No doubt, millions of you have been on the edge of your seats anxiously awaiting observations I promised about Ted L. Nancy’s book “Letters from a Nut”. (I realize that my site counter indicates a much lower number, but once it reached infinity, it started over. But I digress…)

“Letters from a Nut” is just that. It is a collection of letters that were actually written and mailed to an assortment of companies, individuals and heads of state. It has been rumored that Ted L. Nancy is actually Jerry Seinfeld, but this has never been proven in a court of law. Without further adieu, the following is one such letter and the corresponding reply:

Ted L. Nancy
560 N. Moorpark Rd., #236
Thousand Oaks, CA 91360
July 10, 1995
Mr.

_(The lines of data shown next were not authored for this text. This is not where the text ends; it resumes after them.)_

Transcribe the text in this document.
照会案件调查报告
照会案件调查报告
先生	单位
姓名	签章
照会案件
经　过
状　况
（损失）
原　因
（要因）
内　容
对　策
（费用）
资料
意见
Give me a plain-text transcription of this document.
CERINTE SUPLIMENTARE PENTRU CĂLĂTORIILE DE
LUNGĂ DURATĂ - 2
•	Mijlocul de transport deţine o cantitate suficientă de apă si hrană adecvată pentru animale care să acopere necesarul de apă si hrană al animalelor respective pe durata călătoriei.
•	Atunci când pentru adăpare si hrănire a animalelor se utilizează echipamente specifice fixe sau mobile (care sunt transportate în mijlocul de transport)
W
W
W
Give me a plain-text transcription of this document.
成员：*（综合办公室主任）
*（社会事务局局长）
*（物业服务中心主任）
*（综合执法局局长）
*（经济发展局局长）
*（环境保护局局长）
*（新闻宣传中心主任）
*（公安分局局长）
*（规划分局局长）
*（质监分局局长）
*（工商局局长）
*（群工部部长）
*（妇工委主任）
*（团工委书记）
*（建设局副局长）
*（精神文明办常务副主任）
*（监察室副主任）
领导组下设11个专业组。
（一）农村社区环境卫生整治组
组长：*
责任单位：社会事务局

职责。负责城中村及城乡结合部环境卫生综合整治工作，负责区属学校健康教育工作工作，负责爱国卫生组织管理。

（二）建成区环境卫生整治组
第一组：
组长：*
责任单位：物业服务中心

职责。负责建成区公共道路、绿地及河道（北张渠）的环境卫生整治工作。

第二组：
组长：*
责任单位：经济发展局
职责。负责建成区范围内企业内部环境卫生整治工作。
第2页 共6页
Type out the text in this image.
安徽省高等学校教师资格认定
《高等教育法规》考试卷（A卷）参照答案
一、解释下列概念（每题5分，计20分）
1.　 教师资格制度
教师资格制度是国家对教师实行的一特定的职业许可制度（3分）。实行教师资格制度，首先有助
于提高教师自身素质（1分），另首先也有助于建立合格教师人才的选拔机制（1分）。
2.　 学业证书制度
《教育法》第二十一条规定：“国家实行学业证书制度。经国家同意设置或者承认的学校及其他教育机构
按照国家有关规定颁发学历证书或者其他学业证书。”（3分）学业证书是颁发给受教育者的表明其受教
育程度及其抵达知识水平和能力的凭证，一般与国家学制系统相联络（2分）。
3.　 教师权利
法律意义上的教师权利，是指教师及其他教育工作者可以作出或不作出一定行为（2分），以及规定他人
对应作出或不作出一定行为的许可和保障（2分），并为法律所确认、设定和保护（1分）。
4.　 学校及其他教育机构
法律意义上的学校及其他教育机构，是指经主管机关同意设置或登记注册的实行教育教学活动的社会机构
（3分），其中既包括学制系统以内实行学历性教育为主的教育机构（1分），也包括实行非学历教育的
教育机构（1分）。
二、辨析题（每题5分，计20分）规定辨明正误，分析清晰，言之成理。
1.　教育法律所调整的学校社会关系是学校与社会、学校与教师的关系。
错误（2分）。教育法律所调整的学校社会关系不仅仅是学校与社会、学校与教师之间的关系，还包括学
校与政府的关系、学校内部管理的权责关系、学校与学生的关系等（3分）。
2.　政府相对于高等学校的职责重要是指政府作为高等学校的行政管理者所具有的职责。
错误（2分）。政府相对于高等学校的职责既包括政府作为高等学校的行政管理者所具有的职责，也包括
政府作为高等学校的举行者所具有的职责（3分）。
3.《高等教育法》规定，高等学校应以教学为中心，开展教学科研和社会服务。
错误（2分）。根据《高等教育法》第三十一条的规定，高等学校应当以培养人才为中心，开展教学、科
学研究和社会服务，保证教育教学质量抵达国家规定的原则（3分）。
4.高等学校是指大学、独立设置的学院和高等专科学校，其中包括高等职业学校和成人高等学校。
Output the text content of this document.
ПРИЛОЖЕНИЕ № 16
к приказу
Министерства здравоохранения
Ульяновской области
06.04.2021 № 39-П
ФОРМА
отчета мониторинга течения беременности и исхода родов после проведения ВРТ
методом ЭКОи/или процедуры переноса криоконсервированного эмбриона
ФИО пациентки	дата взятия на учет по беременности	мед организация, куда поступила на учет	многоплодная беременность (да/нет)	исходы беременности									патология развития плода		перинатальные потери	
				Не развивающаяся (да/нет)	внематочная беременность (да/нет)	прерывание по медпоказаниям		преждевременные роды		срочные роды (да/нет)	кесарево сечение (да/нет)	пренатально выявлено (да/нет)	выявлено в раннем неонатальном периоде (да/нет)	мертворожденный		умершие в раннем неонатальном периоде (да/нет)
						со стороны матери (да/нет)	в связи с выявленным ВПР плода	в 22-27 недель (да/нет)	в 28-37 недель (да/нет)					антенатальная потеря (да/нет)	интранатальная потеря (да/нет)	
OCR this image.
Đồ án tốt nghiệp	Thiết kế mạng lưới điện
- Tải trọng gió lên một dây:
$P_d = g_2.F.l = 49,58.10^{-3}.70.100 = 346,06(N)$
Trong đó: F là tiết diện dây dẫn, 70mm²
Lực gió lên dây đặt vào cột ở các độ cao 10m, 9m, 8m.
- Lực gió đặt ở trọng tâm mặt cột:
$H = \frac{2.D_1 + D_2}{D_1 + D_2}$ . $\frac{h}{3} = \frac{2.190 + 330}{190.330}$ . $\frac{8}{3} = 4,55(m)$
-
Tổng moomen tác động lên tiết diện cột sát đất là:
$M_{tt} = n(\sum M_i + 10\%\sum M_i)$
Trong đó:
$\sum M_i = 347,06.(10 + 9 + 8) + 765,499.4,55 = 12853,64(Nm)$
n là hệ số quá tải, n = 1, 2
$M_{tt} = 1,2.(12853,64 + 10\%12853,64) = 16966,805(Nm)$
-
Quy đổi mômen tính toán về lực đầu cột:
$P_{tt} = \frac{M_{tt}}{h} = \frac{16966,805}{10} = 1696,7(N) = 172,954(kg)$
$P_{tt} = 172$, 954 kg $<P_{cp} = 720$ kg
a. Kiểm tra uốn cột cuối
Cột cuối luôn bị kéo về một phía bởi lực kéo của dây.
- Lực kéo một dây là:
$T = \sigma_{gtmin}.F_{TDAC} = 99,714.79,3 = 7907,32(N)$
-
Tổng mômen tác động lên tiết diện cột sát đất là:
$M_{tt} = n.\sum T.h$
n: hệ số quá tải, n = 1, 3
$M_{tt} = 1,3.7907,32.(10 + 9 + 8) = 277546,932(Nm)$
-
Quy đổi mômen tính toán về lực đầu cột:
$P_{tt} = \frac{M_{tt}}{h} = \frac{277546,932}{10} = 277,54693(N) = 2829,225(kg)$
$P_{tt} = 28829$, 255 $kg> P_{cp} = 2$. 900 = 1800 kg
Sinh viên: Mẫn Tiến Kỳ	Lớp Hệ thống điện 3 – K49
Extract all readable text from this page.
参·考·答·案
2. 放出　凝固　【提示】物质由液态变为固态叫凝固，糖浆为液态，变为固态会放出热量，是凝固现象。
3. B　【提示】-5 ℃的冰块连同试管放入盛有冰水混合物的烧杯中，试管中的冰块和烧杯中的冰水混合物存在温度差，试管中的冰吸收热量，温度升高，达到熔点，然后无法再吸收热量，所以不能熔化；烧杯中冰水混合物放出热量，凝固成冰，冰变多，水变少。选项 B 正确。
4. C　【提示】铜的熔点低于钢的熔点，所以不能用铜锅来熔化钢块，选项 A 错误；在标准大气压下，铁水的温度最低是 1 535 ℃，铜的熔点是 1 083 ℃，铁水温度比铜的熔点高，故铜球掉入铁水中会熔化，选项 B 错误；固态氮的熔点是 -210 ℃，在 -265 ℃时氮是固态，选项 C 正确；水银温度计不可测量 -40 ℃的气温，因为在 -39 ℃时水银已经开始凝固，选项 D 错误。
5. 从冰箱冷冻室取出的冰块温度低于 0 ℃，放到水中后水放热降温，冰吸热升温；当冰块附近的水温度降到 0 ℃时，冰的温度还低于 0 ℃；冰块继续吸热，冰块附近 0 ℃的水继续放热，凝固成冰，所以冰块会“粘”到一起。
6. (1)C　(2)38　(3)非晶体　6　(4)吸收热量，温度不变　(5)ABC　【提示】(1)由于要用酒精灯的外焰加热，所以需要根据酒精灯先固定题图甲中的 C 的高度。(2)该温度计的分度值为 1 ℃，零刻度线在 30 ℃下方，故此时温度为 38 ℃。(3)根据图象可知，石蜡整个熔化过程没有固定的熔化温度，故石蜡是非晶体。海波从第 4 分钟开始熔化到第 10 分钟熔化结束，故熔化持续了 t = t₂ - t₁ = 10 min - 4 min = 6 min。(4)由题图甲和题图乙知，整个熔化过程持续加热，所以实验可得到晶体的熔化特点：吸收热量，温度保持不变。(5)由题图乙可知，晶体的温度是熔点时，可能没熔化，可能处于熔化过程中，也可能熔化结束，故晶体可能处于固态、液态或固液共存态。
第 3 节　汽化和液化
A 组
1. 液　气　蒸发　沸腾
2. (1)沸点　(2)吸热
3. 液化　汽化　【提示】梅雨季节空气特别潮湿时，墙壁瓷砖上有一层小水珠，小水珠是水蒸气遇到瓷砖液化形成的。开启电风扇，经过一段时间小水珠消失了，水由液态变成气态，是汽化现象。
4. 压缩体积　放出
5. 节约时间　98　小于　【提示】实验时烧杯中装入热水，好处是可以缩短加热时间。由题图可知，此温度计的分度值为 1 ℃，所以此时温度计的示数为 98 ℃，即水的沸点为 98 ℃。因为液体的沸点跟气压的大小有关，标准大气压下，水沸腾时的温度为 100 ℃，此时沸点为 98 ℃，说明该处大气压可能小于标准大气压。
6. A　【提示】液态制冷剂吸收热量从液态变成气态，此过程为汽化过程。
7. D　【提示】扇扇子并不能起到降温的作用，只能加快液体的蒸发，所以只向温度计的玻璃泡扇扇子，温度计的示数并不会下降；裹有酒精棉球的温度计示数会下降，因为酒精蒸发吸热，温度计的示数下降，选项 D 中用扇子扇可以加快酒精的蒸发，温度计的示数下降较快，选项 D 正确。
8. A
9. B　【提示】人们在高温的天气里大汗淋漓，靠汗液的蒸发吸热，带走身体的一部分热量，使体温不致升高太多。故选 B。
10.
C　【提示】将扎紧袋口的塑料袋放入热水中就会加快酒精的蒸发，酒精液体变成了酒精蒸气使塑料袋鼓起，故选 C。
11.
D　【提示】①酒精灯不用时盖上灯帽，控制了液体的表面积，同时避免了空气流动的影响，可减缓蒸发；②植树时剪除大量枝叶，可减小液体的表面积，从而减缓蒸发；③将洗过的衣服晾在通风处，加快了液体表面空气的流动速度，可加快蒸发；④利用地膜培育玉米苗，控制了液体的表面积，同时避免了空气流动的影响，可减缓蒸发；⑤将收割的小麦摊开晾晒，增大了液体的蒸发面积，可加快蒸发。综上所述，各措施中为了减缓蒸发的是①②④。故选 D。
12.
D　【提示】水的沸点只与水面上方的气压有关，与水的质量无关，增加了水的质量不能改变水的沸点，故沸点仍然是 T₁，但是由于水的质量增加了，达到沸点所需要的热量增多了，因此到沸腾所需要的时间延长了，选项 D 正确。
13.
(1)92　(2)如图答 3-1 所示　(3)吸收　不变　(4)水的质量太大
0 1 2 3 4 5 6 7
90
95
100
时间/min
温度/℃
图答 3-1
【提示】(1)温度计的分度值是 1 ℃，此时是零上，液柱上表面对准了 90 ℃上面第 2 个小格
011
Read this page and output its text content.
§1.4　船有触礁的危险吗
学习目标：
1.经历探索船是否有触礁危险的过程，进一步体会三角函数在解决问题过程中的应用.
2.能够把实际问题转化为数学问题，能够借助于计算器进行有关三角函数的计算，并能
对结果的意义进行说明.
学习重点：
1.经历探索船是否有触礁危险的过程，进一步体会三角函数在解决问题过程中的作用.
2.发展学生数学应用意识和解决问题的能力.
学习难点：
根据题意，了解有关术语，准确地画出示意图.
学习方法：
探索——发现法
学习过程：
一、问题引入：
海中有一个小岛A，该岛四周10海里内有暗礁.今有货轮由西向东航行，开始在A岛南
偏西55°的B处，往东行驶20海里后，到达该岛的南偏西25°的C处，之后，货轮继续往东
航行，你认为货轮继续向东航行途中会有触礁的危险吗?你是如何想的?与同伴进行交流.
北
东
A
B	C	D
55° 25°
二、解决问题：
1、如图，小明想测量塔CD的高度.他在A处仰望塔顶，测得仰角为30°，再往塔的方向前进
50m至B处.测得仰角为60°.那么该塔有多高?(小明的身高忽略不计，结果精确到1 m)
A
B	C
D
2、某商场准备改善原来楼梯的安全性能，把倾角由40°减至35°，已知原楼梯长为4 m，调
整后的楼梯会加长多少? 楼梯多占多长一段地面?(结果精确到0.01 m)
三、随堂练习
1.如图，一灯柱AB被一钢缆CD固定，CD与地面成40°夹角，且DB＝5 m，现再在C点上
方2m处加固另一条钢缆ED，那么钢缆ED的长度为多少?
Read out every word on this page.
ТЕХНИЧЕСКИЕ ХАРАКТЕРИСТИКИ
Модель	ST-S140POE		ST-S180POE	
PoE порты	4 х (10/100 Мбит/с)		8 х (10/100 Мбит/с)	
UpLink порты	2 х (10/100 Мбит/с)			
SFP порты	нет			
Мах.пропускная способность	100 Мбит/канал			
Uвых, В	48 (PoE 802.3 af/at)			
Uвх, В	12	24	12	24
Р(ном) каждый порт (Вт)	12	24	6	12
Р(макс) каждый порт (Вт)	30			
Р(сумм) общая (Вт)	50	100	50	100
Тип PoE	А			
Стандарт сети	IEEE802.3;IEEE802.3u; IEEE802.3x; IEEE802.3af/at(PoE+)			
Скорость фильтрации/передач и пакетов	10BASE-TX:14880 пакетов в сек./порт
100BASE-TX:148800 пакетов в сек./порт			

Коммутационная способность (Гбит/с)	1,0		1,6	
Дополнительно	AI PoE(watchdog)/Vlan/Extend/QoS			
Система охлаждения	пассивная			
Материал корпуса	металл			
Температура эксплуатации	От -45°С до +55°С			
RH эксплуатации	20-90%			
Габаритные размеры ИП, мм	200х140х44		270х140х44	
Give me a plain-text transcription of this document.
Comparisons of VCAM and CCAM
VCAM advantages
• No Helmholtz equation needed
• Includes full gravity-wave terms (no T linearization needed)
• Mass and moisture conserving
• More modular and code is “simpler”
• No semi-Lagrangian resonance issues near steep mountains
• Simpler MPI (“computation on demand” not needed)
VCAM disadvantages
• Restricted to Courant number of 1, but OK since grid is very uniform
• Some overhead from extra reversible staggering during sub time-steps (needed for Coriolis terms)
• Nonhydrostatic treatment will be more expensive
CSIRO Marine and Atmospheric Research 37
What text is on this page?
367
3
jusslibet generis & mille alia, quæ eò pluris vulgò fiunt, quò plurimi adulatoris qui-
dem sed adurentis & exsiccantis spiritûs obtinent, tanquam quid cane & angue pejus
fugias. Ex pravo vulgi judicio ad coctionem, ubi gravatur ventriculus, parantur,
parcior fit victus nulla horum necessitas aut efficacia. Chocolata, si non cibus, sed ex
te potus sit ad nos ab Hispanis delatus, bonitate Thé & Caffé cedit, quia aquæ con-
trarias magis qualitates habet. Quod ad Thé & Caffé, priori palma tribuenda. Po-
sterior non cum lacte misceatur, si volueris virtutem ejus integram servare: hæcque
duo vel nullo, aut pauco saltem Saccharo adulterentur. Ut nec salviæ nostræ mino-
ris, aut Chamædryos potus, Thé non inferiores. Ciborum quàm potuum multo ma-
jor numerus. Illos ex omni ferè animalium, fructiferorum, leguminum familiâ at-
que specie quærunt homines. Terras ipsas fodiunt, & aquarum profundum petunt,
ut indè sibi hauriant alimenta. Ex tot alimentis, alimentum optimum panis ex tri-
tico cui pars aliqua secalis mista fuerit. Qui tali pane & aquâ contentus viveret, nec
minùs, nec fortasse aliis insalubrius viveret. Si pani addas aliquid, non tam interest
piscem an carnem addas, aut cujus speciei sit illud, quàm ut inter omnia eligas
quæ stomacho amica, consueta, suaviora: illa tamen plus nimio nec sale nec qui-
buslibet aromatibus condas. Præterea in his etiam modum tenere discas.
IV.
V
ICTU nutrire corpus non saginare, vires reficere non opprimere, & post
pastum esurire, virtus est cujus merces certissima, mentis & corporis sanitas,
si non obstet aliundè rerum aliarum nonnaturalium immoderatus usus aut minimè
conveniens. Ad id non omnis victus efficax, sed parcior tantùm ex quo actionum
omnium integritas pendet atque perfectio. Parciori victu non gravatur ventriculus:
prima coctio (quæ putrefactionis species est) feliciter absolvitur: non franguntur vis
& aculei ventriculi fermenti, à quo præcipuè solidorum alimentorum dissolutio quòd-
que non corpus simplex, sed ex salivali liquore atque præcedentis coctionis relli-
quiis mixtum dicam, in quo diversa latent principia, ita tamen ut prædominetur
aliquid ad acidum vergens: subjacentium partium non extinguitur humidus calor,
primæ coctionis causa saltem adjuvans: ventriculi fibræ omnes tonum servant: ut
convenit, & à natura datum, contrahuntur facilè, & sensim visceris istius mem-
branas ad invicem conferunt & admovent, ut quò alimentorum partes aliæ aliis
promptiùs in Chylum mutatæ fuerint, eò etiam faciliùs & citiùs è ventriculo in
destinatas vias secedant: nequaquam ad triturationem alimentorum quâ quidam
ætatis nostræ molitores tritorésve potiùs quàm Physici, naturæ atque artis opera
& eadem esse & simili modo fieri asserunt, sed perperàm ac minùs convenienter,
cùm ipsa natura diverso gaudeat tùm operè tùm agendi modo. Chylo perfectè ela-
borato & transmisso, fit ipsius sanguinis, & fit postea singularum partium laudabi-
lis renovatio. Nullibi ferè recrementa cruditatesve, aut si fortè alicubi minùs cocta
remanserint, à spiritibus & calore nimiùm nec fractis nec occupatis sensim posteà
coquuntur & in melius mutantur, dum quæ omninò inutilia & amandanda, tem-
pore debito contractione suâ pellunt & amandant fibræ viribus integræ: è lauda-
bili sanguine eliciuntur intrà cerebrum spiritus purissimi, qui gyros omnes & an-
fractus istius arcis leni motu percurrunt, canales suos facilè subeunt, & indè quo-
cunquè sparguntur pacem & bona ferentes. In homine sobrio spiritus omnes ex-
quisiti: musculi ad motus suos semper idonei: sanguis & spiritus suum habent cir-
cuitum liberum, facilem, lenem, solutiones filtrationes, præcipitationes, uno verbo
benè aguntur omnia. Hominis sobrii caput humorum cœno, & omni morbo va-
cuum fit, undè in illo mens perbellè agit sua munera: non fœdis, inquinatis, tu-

Albert H. Meyer, President
American Seating Company
901 Broadway
Grand Rapids, I 49504
Dear Mr. Meyers:
I had a seating question and I was referred to you because I understand you manufacture stadium and arena seating. My question:
When entering or exiting a seat in a stadium, which is the proper side to face the person sitting down? Rear to them or crotch to them?
I am always at a quandary when this problem comes up. To hence: last week at a sporting event I had to leave my seat. There were a row of people — ALL FROM THE SAME FAMILY — that were sitting down the row. I exited my seat, stood up and faced away from this family. Then I moved down the row realizing my buttocks were not 2 inches from this whole guy’s family. I had shown an entire family my rear end! But then again if I had turned around and moved down the aisle THAT WAY, wouldn’t that be worse?
Stadium seating is the only situation in life where you can show whole rows of people your butt or crotch. And it is acceptable!
Can something be done about this seating? Should the rows be changed? I suggest a single row straight up to the top. You walk into the stadium you simply find your seat number and go up until you get it.
Question: Is there a gracious way to exit?
Thank you, Sir, for your response,

Ted L. Nancy

AMERICAN SEATING
August 3, 1995

Ted L. Nancy

560 N. Moorpark Rd., #236
Thousand Oaks, CA 91360
Dear Mr. Nancy:
Your letter on crotch or butt first was most interesting. In fact, in all 38 years which I have been in this business it is probably the most interesting question I have ever been asked. I have shared your letter with numerous of my colleagues, and they have also found it most interesting.
But alas, we have no good answer. Your idea of a single chair has merit, but unfortunately would greatly reduce the number of chairs which could be put in the building.
The only suggestion we could come up with is for you to come early before anyone has arrived, stay in your seat the entire time, and wait until everyone else has gone before leaving. This, of course, could cause an even more embarrassing problem.
If you come up with any solutions, we would welcome hearing from you.
Sincerely,

Albert H. Meyer

This is only one of many works of great literature that have been my inspiration throughout the years. I will from time to time share snippets from some of my other favorites. (Again, you’re welcome.)